A Swedish group led by Christos Economou investigated the M. leprae aDNA of ten skeletons, eight with osteological signs of leprosy,  from Sigtuna, Sweden, dating from the 10th to 14th centuries. DNA analysis revealed that nine of the ten were positive for M. leprae aDNA, including all eight with osteological signs. Leprosy often does not have a high bacterial load so they took nine samples from each skeleton. For each skeleton ruled positive for leprosy DNA, there are two to nine positive samples. However, only three of these nine produced readable results at all three SNP sites: two SNP type 2 (G) and one SNP type 3 (I). This is the first discovery of SNP type 2 in Europe. SNP subtype 2G had previously only been found in Nepal near Uzbekistan. The SNP subtype 3I found in one skeleton is consistent with other samples found in Europe of similar date, according to Economou et al (2013).

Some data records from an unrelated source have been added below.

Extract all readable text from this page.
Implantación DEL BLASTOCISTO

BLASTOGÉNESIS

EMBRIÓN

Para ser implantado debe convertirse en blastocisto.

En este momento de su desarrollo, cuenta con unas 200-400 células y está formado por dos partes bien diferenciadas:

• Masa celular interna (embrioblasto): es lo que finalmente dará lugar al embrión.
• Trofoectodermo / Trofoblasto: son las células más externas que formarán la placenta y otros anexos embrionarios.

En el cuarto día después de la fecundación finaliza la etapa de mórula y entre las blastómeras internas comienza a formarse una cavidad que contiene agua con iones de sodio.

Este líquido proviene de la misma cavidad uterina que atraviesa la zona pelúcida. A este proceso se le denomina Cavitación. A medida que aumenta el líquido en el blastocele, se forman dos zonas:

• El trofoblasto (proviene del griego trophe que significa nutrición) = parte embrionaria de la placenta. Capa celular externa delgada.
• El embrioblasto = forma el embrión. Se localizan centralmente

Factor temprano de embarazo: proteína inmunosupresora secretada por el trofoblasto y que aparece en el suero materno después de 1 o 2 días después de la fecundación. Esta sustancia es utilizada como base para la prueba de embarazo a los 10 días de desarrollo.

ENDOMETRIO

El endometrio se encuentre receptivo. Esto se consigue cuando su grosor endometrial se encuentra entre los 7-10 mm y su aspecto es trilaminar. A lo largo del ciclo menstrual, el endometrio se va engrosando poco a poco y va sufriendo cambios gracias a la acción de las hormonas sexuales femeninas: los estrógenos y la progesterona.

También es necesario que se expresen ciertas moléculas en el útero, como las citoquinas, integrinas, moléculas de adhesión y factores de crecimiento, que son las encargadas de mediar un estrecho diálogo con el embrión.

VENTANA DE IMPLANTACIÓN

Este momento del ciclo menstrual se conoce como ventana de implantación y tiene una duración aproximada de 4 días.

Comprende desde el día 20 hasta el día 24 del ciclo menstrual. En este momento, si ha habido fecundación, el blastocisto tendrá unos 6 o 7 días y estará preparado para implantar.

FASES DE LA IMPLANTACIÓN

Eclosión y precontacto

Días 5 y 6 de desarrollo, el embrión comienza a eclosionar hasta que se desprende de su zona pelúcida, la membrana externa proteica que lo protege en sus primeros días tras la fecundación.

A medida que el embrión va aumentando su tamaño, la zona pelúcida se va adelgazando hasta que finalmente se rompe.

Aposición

Map showing the M. leprae SNP types in Europe and Asia. Purple lines show trade routes. Economou et al, 2013.

Although this is the first discovery of SNP type 2 in Europe, it is not terribly surprising. Sweden borders Asia and was tied to Eastern and Central Asia through trade routes from the early medieval period. Economou et al (2013) note that Sigtuna was an economic and administrative center in 10th-14th Sweden producing artifacts from the Middle East. Missing data from Poland and Russia is a significant gap in the map above.

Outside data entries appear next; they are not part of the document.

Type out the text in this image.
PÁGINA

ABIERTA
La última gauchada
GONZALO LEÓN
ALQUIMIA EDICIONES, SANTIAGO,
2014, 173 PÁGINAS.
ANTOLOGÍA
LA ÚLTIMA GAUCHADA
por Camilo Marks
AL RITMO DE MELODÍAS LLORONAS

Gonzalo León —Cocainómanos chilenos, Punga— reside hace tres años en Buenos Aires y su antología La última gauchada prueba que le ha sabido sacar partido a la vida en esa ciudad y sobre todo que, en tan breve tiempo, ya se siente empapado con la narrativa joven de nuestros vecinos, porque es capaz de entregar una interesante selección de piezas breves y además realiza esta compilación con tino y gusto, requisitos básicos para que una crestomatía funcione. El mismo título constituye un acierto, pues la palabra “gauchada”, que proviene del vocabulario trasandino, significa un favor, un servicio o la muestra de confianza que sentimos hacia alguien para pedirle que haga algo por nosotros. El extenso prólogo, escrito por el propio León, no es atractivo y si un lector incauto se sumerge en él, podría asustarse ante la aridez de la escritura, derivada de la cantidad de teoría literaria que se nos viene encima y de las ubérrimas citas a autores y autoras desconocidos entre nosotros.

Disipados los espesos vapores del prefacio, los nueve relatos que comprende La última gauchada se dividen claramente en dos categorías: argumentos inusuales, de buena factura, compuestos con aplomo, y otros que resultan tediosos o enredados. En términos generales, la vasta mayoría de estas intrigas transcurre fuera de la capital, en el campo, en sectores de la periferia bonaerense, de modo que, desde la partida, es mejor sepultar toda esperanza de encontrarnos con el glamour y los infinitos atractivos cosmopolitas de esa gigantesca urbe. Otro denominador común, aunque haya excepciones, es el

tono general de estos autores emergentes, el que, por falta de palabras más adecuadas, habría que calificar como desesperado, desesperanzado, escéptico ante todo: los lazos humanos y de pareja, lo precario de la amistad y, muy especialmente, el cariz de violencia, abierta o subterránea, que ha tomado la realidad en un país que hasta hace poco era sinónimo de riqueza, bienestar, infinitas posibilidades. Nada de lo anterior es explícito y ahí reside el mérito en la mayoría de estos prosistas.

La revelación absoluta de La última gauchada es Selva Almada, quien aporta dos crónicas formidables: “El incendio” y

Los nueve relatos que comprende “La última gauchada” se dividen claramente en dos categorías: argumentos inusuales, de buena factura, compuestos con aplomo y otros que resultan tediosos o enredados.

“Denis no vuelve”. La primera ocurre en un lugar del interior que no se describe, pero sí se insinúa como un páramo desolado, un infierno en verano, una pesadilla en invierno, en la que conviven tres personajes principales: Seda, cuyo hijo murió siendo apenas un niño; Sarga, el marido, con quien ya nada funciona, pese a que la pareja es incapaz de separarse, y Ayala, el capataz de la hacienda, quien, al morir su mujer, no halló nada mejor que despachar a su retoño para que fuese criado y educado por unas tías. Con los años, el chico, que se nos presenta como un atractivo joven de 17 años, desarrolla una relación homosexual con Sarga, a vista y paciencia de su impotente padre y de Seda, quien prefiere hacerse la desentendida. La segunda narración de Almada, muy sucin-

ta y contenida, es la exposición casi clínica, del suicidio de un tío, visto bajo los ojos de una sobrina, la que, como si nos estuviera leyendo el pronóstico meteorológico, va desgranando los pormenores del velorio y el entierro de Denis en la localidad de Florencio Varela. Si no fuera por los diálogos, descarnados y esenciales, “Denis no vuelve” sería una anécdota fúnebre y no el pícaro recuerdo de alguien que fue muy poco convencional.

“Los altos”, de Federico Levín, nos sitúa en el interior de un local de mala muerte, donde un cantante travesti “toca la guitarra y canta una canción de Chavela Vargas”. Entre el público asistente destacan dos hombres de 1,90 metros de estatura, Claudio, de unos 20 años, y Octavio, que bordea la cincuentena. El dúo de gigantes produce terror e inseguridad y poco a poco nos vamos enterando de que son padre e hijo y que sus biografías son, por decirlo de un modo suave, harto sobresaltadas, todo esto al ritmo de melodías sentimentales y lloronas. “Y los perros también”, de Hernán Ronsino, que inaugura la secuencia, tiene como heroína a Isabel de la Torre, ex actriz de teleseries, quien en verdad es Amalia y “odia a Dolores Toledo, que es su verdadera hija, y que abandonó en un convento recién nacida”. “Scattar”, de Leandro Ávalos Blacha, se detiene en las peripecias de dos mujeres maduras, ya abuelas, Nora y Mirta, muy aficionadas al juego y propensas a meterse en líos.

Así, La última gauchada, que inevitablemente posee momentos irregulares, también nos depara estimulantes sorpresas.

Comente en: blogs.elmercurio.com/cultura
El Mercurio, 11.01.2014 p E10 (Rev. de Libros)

We are left to hypothesize how an Asian strain of M. leprae got to Sweden. Ultimately we can never know for sure. Leprosy takes so many years to manifest disability or outwards signs that infected individuals could travel from the Middle East or Central Asia to Sweden at least once without sign of infection. These two individuals were unlikely traders: a 20-30 year old female and a 11-12 year old child. It is possible that they either traveled with traders or were slaves, but it is more likely that they contracted leprosy in Sweden. (There is no indication that they were related or died even in the same century.) Economou et al (2013) indicate that grave goods and practices from this cemetery suggest a multi-ethnic population.

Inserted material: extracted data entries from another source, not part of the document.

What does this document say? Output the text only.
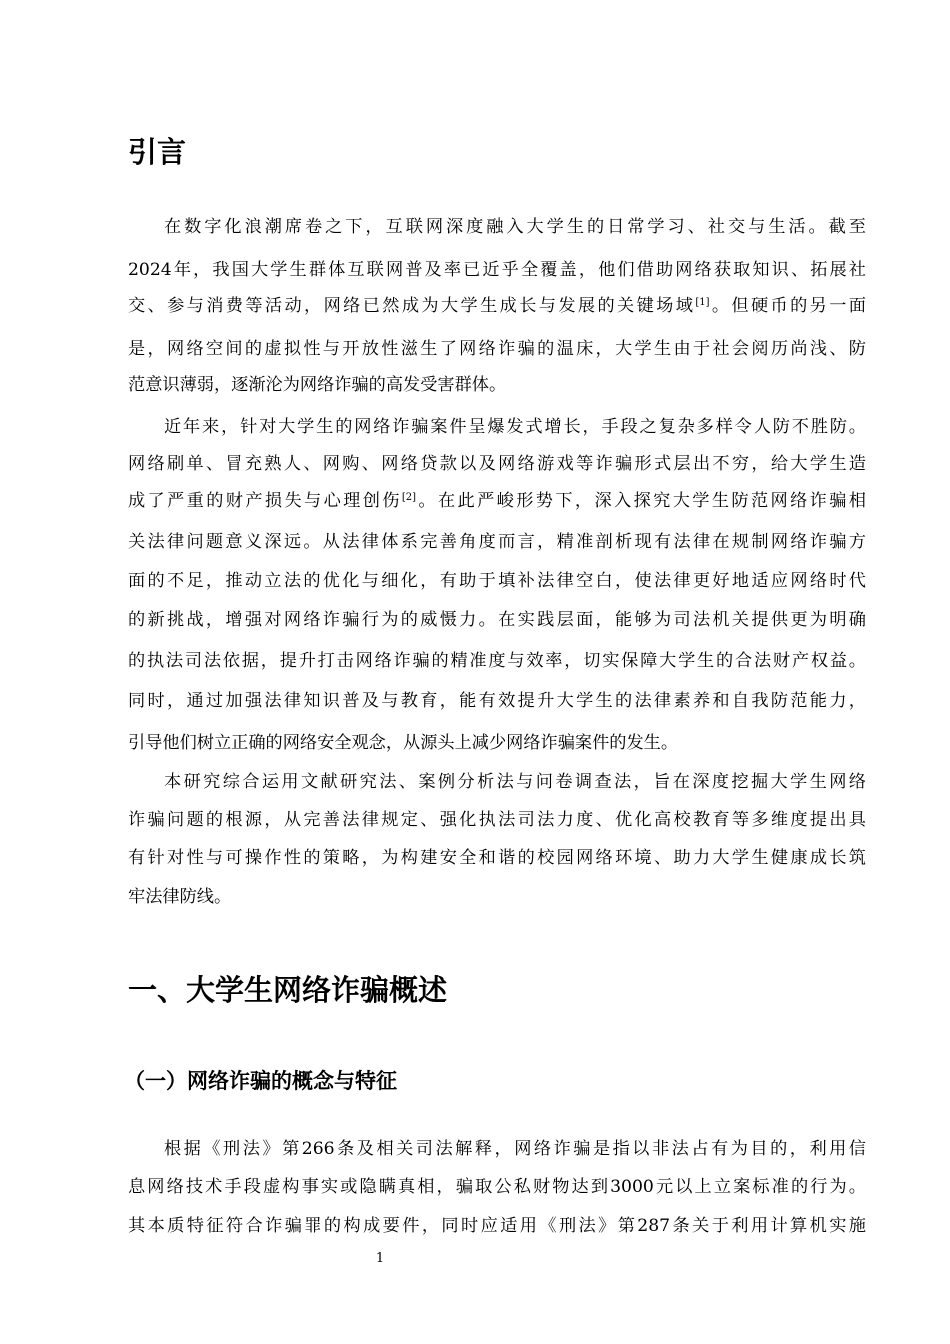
引言
在数字化浪潮席卷之下，互联网深度融入大学生的日常学习、社交与生活。截至
2024年，我国大学生群体互联网普及率已近乎全覆盖，他们借助网络获取知识、拓展社
交、参与消费等活动，网络已然成为大学生成长与发展的关键场域[1]。但硬币的另一面
是，网络空间的虚拟性与开放性滋生了网络诈骗的温床，大学生由于社会阅历尚浅、防
范意识薄弱，逐渐沦为网络诈骗的高发受害群体。
近年来，针对大学生的网络诈骗案件呈爆发式增长，手段之复杂多样令人防不胜防。
网络刷单、冒充熟人、网购、网络贷款以及网络游戏等诈骗形式层出不穷，给大学生造
成了严重的财产损失与心理创伤[2]。在此严峻形势下，深入探究大学生防范网络诈骗相
关法律问题意义深远。从法律体系完善角度而言，精准剖析现有法律在规制网络诈骗方
面的不足，推动立法的优化与细化，有助于填补法律空白，使法律更好地适应网络时代
的新挑战，增强对网络诈骗行为的威慑力。在实践层面，能够为司法机关提供更为明确
的执法司法依据，提升打击网络诈骗的精准度与效率，切实保障大学生的合法财产权益。
同时，通过加强法律知识普及与教育，能有效提升大学生的法律素养和自我防范能力，
引导他们树立正确的网络安全观念，从源头上减少网络诈骗案件的发生。
本研究综合运用文献研究法、案例分析法与问卷调查法，旨在深度挖掘大学生网络
诈骗问题的根源，从完善法律规定、强化执法司法力度、优化高校教育等多维度提出具
有针对性与可操作性的策略，为构建安全和谐的校园网络环境、助力大学生健康成长筑
牢法律防线。
一、大学生网络诈骗概述
（一）网络诈骗的概念与特征
根据《刑法》第266条及相关司法解释，网络诈骗是指以非法占有为目的，利用信
息网络技术手段虚构事实或隐瞒真相，骗取公私财物达到3000元以上立案标准的行为。
其本质特征符合诈骗罪的构成要件，同时应适用《刑法》第287条关于利用计算机实施
1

Studies like this from Economou et al (2013) are just the first step in our understanding of the rise and fall of leprosy in Europe and Asia. Like plague, it is hard to imagine an environment where leprosy flourished in Europe or Asia, but we know it did. These ancient DNA studies offer some of the best evidence of a pathogenic landscape that seems so foreign to us.


Note and Reference:

*The difference between a SNP and a point mutation is the functional effect on the gene. A mutation causes an observable or measurable change in the function of a gene product. Most mutations are harmful, but not all. A polymorphism is a neutral change, as far as can be determined at the time of identification. Polymorphisms are usually found in a significant percentage of individuals or strains. It is not uncommon for human polymorphisms to be found in 10% or more of the populations. SNP typing can be thought of as a type of micro-genetic fingerprinting, based on the smallest possible change between people (or organisms).

Economou, C., Kjellström, A., Lidén, K., & Panagopoulos, I. (2013). Ancient-DNA reveals an Asian type of Mycobacterium leprae in medieval Scandinavia Journal of Archaeological Science, 40 (1), 465-470 DOI: 10.1016/j.jas.2012.07.005

2 thoughts on “Leprosy in Medieval Scandinavia

  1. First of all, I’d like to thank the author for presenting our work and congratulate the site for its efforts to keep the public informed on such interesting topics.
    I would like here to correct the M. leprae sub-type from 2 (G) to 2 (F), according to some new data that became available after the publication of our paper. This shouldn’t affect any of the points here apart from the fact that type 2F had been mainly found in Iran/ Turkey instead of Nepal. Oh, well! 🙂


  2. Thanks for stopping by and updating your work. Its interesting how paleomicrbiology is shedding light on areas of medieval Asia where there is very little information. Good luck with continuing your work! Have you looked for plague?